A la fin de L’Ordre étrange des choses, qui paraît en France en avant-première mondiale (l’édition originale, anglophone, ne paraîtra qu’en 2018), Antonio Damasio écrit : « Je suis prêt à défendre mes conceptions actuelles (…) mais je suis aussi conscient du fait qu’il me sera peut-être nécessaire de les réviser sous peu. » C’est sans doute la plus grande force de ce livre ample, foisonnant : tout y est comme à l’état natif, en mouvement. Des pistes s’ouvrent, précises, argumentées, mais par nature inachevées, puisque à travers elles c’est la totalité du développement des cultures qu’il s’agit de penser.
Leur point de départ est l’observation, dans toutes les formes de vie, de « comportements coopératifs couronnés de succès que nous associons (…) à la sagesse humaine », telles les « négociations » que peuvent mener deux bactéries cherchant à occuper la même place.
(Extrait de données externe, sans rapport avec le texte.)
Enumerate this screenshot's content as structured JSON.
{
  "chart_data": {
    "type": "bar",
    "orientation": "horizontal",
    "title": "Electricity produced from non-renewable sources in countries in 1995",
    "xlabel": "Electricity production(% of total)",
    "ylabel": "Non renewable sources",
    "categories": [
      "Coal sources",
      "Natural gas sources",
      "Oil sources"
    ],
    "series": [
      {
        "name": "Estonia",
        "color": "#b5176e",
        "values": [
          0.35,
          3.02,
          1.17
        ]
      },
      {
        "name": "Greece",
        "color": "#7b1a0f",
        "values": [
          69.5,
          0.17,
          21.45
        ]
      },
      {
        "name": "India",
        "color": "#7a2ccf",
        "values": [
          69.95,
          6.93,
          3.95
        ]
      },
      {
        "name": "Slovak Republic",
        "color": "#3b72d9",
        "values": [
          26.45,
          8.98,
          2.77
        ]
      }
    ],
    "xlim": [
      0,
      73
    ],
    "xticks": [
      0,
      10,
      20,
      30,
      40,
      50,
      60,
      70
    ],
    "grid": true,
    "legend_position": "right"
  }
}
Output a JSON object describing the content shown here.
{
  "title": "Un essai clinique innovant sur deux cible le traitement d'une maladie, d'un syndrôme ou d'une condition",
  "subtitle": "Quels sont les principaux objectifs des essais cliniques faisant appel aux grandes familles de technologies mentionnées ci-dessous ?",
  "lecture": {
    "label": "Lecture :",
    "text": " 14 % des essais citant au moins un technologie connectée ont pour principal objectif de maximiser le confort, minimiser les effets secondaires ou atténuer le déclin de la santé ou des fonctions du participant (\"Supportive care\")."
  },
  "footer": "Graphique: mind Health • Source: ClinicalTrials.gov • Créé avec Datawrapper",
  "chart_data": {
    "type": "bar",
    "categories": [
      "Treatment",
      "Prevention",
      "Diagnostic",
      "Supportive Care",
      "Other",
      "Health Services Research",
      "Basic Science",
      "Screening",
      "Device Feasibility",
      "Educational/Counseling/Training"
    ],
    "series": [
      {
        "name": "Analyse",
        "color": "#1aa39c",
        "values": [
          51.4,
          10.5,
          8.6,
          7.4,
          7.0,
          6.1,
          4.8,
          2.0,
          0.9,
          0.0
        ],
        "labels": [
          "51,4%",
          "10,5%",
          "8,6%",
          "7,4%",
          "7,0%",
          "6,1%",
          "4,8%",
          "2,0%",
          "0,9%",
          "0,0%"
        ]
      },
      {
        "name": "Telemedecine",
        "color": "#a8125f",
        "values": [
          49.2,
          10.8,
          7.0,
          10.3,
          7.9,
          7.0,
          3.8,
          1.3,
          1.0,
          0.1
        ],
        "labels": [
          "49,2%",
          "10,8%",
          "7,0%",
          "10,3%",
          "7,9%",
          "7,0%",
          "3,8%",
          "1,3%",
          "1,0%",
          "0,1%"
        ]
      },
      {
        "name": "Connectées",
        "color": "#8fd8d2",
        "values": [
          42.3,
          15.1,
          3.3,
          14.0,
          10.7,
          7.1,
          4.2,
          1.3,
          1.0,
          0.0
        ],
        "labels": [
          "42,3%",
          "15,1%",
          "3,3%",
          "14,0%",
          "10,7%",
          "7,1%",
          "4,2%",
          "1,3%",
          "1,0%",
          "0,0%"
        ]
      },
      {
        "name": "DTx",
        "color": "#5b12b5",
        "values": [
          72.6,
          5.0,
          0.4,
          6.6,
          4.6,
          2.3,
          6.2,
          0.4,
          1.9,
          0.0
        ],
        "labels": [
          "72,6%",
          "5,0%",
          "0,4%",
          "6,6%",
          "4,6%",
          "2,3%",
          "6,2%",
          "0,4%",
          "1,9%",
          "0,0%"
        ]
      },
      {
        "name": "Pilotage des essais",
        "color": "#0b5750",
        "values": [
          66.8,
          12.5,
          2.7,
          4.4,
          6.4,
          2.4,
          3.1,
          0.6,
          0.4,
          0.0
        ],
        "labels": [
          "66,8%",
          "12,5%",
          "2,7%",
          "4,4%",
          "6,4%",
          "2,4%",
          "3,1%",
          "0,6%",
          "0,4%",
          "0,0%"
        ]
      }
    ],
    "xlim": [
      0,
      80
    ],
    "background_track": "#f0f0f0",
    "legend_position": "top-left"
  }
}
En se fondant notamment sur l’acquis de ses propres recherches en neurosciences, enparticulier autour de la notion d’homéostasie (« désir non réfléchi et involontaire de persister et d’avancer vers l’avenir »), Antonio Damasio analyse les continuités et les différences entre vie naturelle et cultures humaines, étudiées dans leurs dimensions artistiques, politiques, éthiques ou médicales. Les frontières de l’humain et du non-humain ne disparaissent pas au passage mais se déplacent, deviennent mouvantes, ce qui fait de cette exploration des surprises de la vie un stimulant et enthousiasmant exercice de redéfinition du propre de l’homme.